Anyways, she said it would be a good idea if we knew where our baby’s head was and then we could figure out what body part was poking us in the rib. I grabbed my pen and drew a quick depiction of what my baby feels like inside of me:

my baby

Then, I raised my hand and said, “but what if my baby looks like this, and doesn’t have a head, but instead has 7 tentacles and a pair of claspers like a hammer head shark? And I’m pretty sure this kid has a tail like one of those giant iguanas that weird guys with long hair have in an aquarium next to their Van Halen poster and bass guitar. And wings, but not sissy wings like a pretty butterfly, but big meaty-dinosaur wings like a frickin pterodactyl? What should I expect during delivery? Those claspers are going to hurt coming out. And what if the claspers grab something on the way down? Like a couple feet of intestines? Or one of my ovaries? I’m scared.”

Then my instructor said, “I’m pretty sure your baby looks like a normal human baby. You have nothing to worry about.”

I said, “Pretty sure? You’re only pretty sure? That’s not enough reassurance, what about that tail? What if the tail whaps me unconscious after he’s born?”

Then she said, “why don’t you tell me what you thought Berlyn felt like when you were pregnant with her?”

“Berlyn felt like a llama with 8 hooves, and a really big nose, and I was almost positive she had an adult hand with press on nails coming out of her stomach.”
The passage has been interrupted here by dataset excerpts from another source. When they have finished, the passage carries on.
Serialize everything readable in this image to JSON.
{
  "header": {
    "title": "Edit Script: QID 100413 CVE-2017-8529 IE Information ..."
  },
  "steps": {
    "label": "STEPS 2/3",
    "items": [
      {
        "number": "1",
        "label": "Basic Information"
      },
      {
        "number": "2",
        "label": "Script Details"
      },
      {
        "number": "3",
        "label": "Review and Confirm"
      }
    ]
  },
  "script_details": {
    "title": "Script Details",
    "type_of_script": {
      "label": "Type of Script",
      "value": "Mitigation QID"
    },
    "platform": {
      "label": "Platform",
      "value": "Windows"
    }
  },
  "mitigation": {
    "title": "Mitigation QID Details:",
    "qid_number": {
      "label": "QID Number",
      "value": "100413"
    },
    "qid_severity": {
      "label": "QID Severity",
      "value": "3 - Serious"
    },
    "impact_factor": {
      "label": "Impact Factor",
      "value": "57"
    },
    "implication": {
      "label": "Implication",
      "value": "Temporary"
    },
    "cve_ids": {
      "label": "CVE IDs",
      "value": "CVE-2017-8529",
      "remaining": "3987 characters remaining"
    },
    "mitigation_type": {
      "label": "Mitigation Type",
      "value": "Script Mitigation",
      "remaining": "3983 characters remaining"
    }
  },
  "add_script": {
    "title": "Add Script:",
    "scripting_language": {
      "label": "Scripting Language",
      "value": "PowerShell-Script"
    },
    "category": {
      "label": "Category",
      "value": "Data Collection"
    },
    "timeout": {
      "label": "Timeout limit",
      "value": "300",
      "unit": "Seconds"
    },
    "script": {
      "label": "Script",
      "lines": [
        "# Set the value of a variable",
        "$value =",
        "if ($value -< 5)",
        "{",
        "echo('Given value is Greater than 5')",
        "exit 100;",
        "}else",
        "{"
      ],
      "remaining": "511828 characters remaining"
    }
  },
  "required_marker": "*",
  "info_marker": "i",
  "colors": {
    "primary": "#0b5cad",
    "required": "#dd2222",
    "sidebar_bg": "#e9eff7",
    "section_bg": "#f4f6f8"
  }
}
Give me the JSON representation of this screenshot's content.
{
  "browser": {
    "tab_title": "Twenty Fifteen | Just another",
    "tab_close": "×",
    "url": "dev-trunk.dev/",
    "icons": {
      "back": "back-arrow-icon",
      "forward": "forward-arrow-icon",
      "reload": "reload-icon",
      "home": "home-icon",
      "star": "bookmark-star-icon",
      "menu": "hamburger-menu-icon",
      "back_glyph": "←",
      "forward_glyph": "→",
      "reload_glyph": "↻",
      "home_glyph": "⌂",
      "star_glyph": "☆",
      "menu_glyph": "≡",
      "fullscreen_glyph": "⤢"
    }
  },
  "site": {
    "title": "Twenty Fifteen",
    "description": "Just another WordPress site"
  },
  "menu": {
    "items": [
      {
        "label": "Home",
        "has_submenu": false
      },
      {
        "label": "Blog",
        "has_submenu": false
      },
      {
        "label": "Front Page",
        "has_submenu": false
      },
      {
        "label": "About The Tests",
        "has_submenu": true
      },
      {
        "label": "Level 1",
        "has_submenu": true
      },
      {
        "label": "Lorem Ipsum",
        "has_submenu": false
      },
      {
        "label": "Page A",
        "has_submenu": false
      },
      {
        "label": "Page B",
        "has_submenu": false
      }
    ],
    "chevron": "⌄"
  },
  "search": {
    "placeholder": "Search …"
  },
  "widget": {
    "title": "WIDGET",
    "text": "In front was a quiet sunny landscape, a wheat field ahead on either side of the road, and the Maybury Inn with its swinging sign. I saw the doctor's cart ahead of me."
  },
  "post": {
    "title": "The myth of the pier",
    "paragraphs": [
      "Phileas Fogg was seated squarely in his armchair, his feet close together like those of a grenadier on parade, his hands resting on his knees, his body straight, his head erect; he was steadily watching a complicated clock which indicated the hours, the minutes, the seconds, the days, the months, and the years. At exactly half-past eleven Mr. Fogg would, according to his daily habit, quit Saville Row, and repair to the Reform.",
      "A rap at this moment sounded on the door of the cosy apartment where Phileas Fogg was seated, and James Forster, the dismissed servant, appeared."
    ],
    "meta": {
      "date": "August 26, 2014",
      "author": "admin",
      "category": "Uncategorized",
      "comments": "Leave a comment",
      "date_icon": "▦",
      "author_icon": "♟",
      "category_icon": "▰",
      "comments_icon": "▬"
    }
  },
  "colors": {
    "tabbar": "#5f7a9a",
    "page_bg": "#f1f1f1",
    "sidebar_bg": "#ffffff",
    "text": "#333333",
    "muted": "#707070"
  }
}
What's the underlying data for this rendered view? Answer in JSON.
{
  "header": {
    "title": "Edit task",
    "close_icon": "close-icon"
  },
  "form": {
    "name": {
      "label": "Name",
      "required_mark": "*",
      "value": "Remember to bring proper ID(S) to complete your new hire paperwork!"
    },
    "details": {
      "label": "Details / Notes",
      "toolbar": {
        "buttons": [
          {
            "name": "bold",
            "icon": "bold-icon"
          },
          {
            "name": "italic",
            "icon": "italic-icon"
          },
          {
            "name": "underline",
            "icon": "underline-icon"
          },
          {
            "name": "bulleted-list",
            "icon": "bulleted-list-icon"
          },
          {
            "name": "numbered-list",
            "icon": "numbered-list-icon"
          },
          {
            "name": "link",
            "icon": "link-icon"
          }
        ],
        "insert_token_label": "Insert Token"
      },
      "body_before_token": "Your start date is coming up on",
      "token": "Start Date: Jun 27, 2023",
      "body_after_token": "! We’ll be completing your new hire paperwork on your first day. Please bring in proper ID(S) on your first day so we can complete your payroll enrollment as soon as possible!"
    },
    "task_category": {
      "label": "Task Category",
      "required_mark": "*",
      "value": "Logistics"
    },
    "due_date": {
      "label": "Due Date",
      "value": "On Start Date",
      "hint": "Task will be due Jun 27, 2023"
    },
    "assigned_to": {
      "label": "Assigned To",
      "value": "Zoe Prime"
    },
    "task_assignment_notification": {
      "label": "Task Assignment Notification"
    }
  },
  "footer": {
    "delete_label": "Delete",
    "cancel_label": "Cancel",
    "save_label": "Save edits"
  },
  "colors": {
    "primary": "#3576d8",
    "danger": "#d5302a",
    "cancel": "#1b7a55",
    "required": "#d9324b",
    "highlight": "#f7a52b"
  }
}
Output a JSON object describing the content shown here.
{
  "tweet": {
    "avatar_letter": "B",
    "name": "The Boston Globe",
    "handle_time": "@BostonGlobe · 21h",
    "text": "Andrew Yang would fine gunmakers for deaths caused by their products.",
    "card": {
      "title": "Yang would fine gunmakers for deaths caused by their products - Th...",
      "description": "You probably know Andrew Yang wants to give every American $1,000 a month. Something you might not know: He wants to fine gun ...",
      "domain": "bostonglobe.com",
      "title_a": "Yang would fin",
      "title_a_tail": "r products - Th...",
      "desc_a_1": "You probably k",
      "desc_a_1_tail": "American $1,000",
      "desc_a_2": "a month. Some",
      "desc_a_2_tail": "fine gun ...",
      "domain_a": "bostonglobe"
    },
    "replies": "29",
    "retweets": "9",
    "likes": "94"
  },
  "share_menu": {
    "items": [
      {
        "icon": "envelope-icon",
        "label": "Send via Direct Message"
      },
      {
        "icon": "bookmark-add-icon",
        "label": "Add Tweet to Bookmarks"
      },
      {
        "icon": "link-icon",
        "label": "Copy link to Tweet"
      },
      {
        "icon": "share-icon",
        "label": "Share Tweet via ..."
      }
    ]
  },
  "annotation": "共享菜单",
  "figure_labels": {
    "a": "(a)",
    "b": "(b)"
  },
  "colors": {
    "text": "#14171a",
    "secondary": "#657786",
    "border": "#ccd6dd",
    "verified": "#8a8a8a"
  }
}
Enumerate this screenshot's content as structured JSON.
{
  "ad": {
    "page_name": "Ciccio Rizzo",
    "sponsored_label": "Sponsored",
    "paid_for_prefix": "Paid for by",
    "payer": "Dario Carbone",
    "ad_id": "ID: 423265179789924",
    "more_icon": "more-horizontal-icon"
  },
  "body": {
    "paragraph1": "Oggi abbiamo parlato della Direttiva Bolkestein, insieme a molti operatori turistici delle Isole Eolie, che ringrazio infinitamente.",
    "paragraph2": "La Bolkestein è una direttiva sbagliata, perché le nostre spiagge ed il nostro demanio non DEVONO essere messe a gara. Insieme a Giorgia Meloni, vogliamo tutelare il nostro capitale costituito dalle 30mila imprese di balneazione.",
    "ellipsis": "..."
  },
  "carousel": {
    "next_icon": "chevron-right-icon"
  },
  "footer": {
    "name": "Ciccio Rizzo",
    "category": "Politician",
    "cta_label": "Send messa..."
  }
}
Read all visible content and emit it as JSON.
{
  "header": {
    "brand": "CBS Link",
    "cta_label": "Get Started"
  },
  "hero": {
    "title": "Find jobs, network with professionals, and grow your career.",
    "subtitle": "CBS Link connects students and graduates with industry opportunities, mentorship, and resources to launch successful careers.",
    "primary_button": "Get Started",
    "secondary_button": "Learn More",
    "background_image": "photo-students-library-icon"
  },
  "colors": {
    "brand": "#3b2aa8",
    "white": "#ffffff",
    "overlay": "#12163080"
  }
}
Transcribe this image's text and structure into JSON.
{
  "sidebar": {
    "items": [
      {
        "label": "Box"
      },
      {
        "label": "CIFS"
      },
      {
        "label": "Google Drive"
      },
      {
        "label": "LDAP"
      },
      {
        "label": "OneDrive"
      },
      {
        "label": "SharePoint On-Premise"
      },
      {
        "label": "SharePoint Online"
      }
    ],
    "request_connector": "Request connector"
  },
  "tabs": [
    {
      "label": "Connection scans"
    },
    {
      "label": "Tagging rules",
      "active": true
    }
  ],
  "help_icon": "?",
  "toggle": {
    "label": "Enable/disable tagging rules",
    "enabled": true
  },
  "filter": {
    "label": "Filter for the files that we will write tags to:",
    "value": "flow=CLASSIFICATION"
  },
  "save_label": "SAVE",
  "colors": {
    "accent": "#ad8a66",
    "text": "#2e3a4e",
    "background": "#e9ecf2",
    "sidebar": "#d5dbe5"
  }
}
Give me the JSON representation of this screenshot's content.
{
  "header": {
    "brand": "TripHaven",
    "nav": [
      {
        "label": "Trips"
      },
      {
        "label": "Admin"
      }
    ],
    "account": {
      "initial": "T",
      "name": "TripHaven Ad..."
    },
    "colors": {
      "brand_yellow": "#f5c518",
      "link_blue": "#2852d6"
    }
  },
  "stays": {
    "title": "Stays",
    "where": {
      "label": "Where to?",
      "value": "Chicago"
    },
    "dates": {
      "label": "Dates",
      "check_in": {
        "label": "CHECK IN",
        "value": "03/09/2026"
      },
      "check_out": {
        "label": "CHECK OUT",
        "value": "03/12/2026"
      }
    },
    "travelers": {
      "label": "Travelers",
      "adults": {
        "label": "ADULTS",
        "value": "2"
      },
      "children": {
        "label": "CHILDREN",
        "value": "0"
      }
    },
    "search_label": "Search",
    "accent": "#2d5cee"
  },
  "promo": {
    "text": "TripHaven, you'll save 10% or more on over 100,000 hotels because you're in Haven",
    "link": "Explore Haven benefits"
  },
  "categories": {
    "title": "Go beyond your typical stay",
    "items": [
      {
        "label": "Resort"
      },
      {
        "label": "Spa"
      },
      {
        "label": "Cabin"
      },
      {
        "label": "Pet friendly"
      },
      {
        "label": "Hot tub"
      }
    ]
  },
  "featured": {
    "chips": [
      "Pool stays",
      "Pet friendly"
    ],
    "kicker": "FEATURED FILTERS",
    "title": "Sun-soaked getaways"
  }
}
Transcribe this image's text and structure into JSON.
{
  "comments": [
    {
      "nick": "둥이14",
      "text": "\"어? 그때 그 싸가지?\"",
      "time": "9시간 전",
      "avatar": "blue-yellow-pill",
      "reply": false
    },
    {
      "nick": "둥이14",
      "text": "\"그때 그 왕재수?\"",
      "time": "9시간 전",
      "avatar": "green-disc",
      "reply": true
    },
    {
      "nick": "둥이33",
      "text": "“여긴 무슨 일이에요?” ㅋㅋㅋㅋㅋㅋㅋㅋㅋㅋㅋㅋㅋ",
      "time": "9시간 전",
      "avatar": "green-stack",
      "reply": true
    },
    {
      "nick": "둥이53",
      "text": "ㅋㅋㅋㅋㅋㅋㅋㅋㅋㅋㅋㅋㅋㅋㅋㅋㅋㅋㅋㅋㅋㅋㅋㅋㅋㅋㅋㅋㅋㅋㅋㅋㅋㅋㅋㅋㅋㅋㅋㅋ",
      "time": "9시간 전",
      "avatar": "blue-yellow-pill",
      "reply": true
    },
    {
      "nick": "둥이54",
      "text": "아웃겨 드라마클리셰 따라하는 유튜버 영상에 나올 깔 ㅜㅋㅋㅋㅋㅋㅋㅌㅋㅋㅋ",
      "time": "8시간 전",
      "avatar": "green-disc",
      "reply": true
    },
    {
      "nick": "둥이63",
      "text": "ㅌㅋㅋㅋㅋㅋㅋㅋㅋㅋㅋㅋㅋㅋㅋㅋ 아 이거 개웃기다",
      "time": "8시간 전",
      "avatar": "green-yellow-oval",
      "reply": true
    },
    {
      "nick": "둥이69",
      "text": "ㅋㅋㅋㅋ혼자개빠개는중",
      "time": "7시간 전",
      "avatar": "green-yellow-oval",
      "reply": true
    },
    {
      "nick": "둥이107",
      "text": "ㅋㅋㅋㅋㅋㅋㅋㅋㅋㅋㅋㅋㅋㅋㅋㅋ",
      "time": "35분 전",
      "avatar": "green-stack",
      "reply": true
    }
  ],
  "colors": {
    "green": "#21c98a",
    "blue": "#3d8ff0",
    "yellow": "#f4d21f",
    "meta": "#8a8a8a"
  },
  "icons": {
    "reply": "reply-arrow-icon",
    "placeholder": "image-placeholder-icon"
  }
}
Then my instructor said, “You’ll be fine Beckey. Besides, claspers don’t usually grab anything coming out.”

5 Comments

isn’t there only about a 1.2% chance that a baby will be born with a tail? I think you’ll be fine but then again, you aren’t having drugs. Are you crazy?:)

Dena Lucas

Dena Lucas
10/13/09
6:40 am

He is gonna be the cutest Sea Creature ever!

Francine

Francine
10/13/09
2:24 pm

your illustration looks like a cross between a pterodactyl and a stegosaurus; it’s dino-riffic! although i can’t imagine what it would be like to birth such a magnificent creature. i’ll hope, for your sake, that it’s merely a normal human baby.

funny stuff.

dgm

dgm
10/14/09
10:11 am

You have a sea creature growing inside you? I would expect nothing less.

JB Smrekar

JB Smrekar
10/17/09
7:01 pm

Reading these out loud to my wife as we reminisce about our natural birthing experience. Our son felt like a 4 armed gorilla with a hockey mask, skates and a stick. Thank God that he was only a 3 armed guerilla w/ roller blades and a bakers pin. I don’t think the claspers will get you.

p.s. According to the weekly emails, the tail should have resorbed last month.